Tyronn Lue takes a moment to offer Kevin Love some motivational swear words. (Gregory Shamus/Getty Images)
Tyronn Lue takes a moment to offer Kevin Love some motivational swear words. (Gregory Shamus/Getty Images)

How both team and player fare as the competition gets more challenging remains to be seen, but through two rounds, the Cavs have been dynamite with Love on the floor in just about any frontcourt configuration. The Love-Tristan Thompson frontcourt has outscored the opposition by 39 points in 197 minutes. The Love-Channing Frye duo torched Atlanta by 22 points in 29 minutes. And Love-at-center lineups are a +15 in 41 postseason minutes, according to NBAwowy.com.

A great deal of that, of course, has to do with Love's company on the court. Of Love's 274 postseason minutes, 215 (78.5 percent) have come alongside James and Irving. You will be shocked to learn that Big Three units have been effective, outscoring Detroit and Atlanta by 13.5 points per 100 possessions.

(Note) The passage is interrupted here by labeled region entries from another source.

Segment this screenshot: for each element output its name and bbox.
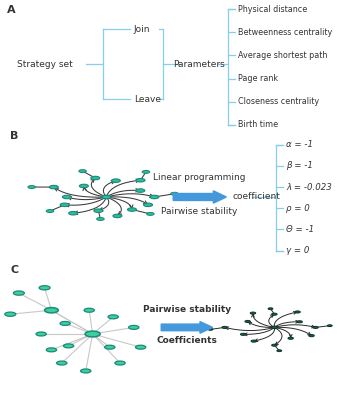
Circle shape: [208, 328, 213, 330]
Circle shape: [271, 326, 277, 328]
Circle shape: [327, 325, 332, 327]
Circle shape: [46, 210, 54, 212]
Circle shape: [250, 312, 256, 314]
Circle shape: [277, 350, 282, 352]
Text: Physical distance: Physical distance: [238, 5, 308, 14]
Circle shape: [272, 313, 277, 315]
Circle shape: [288, 337, 294, 339]
Circle shape: [268, 308, 273, 310]
Circle shape: [105, 345, 115, 349]
Text: coefficient: coefficient: [233, 192, 281, 202]
Circle shape: [84, 308, 94, 312]
Circle shape: [171, 192, 178, 195]
Circle shape: [97, 218, 104, 220]
Text: Coefficients: Coefficients: [156, 336, 217, 344]
Circle shape: [5, 312, 16, 316]
Circle shape: [313, 326, 318, 328]
Circle shape: [272, 344, 277, 346]
Circle shape: [62, 195, 71, 199]
Circle shape: [129, 326, 139, 329]
Text: C: C: [10, 265, 19, 275]
Circle shape: [80, 184, 88, 188]
Circle shape: [309, 334, 314, 337]
Circle shape: [85, 331, 100, 337]
Circle shape: [136, 178, 145, 182]
Circle shape: [45, 308, 58, 313]
Circle shape: [142, 170, 150, 173]
Text: Average shortest path: Average shortest path: [238, 51, 328, 60]
Circle shape: [79, 170, 86, 173]
Circle shape: [146, 212, 154, 215]
Circle shape: [49, 185, 58, 189]
Text: λ = -0.023: λ = -0.023: [286, 182, 332, 192]
Circle shape: [222, 326, 227, 328]
Text: Closeness centrality: Closeness centrality: [238, 97, 320, 106]
Text: Betweenness centrality: Betweenness centrality: [238, 28, 333, 37]
Circle shape: [36, 332, 46, 336]
Circle shape: [150, 195, 159, 199]
Circle shape: [13, 291, 24, 295]
Circle shape: [144, 203, 153, 206]
Circle shape: [57, 361, 67, 365]
Circle shape: [115, 361, 125, 365]
Circle shape: [91, 176, 100, 180]
Text: Parameters: Parameters: [173, 60, 225, 69]
Text: Pairwise stability: Pairwise stability: [162, 207, 238, 216]
Text: B: B: [10, 131, 19, 141]
Circle shape: [108, 315, 118, 319]
Text: ρ = 0: ρ = 0: [286, 204, 310, 213]
Circle shape: [111, 179, 120, 182]
Circle shape: [135, 345, 146, 349]
Text: β = -1: β = -1: [286, 161, 313, 170]
Circle shape: [81, 369, 91, 373]
Text: Birth time: Birth time: [238, 120, 279, 129]
Circle shape: [251, 340, 257, 342]
Circle shape: [113, 214, 122, 218]
Circle shape: [28, 186, 35, 188]
Circle shape: [128, 208, 137, 211]
Circle shape: [39, 286, 50, 290]
Text: Strategy set: Strategy set: [17, 60, 72, 69]
Circle shape: [136, 189, 145, 192]
FancyArrow shape: [161, 322, 213, 333]
Text: Θ = -1: Θ = -1: [286, 225, 315, 234]
Circle shape: [63, 344, 74, 348]
Circle shape: [60, 203, 69, 206]
Text: Join: Join: [134, 25, 150, 34]
Circle shape: [240, 333, 246, 335]
Circle shape: [60, 322, 70, 326]
Text: A: A: [7, 5, 15, 15]
Circle shape: [102, 195, 111, 199]
Text: γ = 0: γ = 0: [286, 246, 310, 255]
FancyArrow shape: [173, 191, 226, 203]
Circle shape: [245, 320, 250, 322]
Circle shape: [69, 212, 78, 215]
Circle shape: [46, 348, 57, 352]
Text: Page rank: Page rank: [238, 74, 279, 83]
Text: Pairwise stability: Pairwise stability: [143, 305, 231, 314]
Circle shape: [297, 321, 303, 323]
Circle shape: [94, 209, 103, 212]
Text: α = -1: α = -1: [286, 140, 314, 149]
Text: Leave: Leave: [134, 95, 161, 104]
Circle shape: [295, 311, 300, 313]
Text: Linear programming: Linear programming: [153, 173, 246, 182]
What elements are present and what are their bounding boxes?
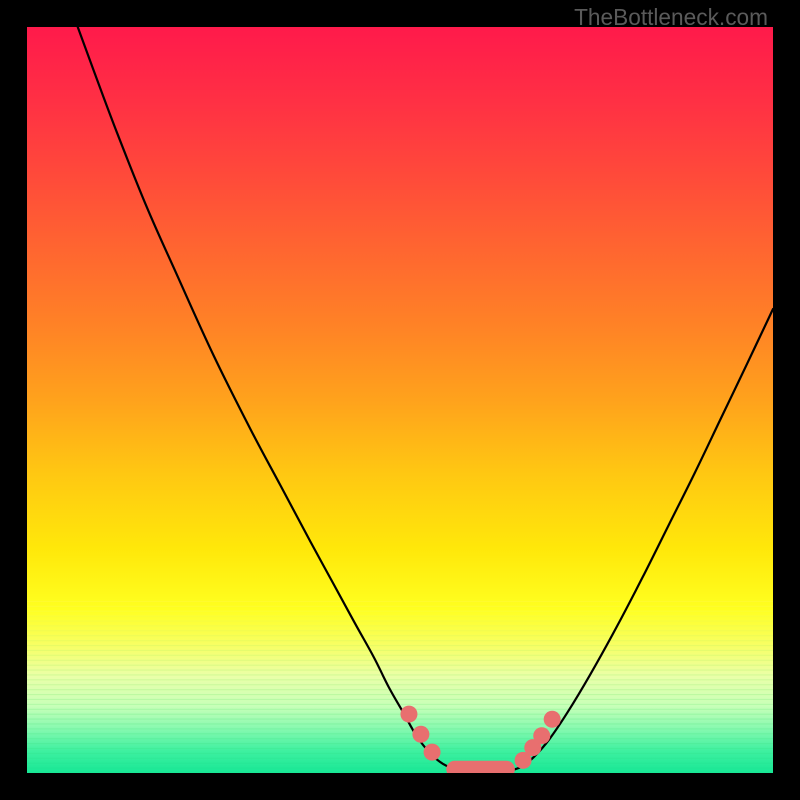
marker-stadium: [446, 761, 515, 773]
plot-area: [27, 27, 773, 773]
marker-dot: [533, 727, 550, 744]
marker-dot: [544, 711, 561, 728]
plot-svg: [27, 27, 773, 773]
gradient-background: [27, 27, 773, 773]
marker-dot: [412, 726, 429, 743]
chart-frame: TheBottleneck.com: [0, 0, 800, 800]
watermark-text: TheBottleneck.com: [574, 4, 768, 31]
marker-dot: [400, 706, 417, 723]
marker-dot: [424, 744, 441, 761]
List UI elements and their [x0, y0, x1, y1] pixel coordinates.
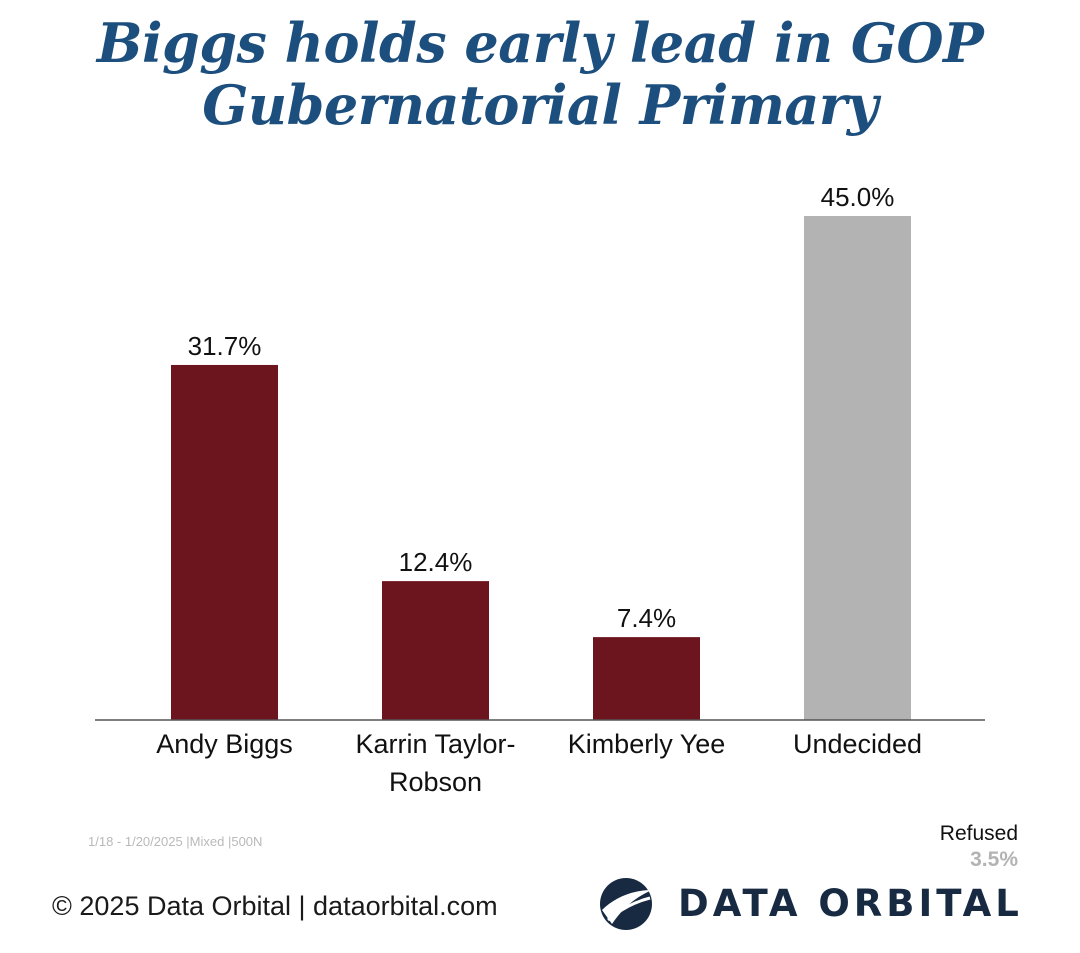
value-label-kimberly-yee: 7.4%	[617, 603, 676, 633]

Love's clearly still a tertiary option in those groups; while Lue has called his number on the block or at the elbows at times, both James and Irving are thus far averaging more field-goal attempts and significantly more frontcourt touches per game than Love in the playoffs. And yet, Love's still getting nearly as many opportunities on a per-minute and per-possession basis this postseason as he did during his heyday back in Minnesota.

It's not because the Cavs are pushing a pedal-to-the-metal pace that inflates stats. Cleveland ranks sixth among the 16 playoff teams in field-goal attempts per 36 minutes, and 14th in pace factor, averaging just 91.6 possessions per 48 minutes of floor time, a glacial tempo that would have ranked dead last in the league during the regular season by a mile. No, it's that the Cavs have been finding Love in the flow of their offense.

Only Golden State Warriors sniper — and, until last night, primary offensive option — Klay Thompson is averaging more catch-and-shoot points per game than Love this postseason. Nearly half of Love's shots have come off a teammate's pass, and two-thirds have come without a dribble, according to NBA.com's SportVU tracking data.

Whether working as a willing partner in the pick-and-pop or as a release valve capable of making plays whenever teams try to trap the ball out of LeBron or Kyrie's hands, Love has made the Cavs' opponents pay for tilting their coverage toward Cleveland's two All-World penetrators ... which, you might recall, was kind of the whole idea from Jump Street. From Brian Windhorst of ESPN.com:

"At the end of the day, our shooting is coming from our ball movement," James said. "Myself and Kyrie are getting downhill, and we're attracting a second [defender], a third guy at times. Our shooters are locked in and ready. It's up to us to get the ball right there in the shooting pocket and they're good to go."

"Kyrie and LeBron are so devastating and draw so much attention," Love said. "They do it in different ways, but in doing that Channing is going to be open, J.R. is going to be open, I'm going to be open. There's so many weapons we have on the perimeter."

Including one who, quiet as it's kept, is only four years removed from a top-six finish in MVP voting and just two years separated from an All-NBA Second Team berth.

No, Kevin Love isn't the primary reason the Cavs have been carving up defenses of late, but his ability to perform like an All-Star in a supplementary role has helped make Cleveland look more like a true contender than they have at any point this season. He might not be creating his opportunities, but spurred on by his coach's call, he's taking advantage of them, and showing everyone he's ... well, a long, colorful curse word.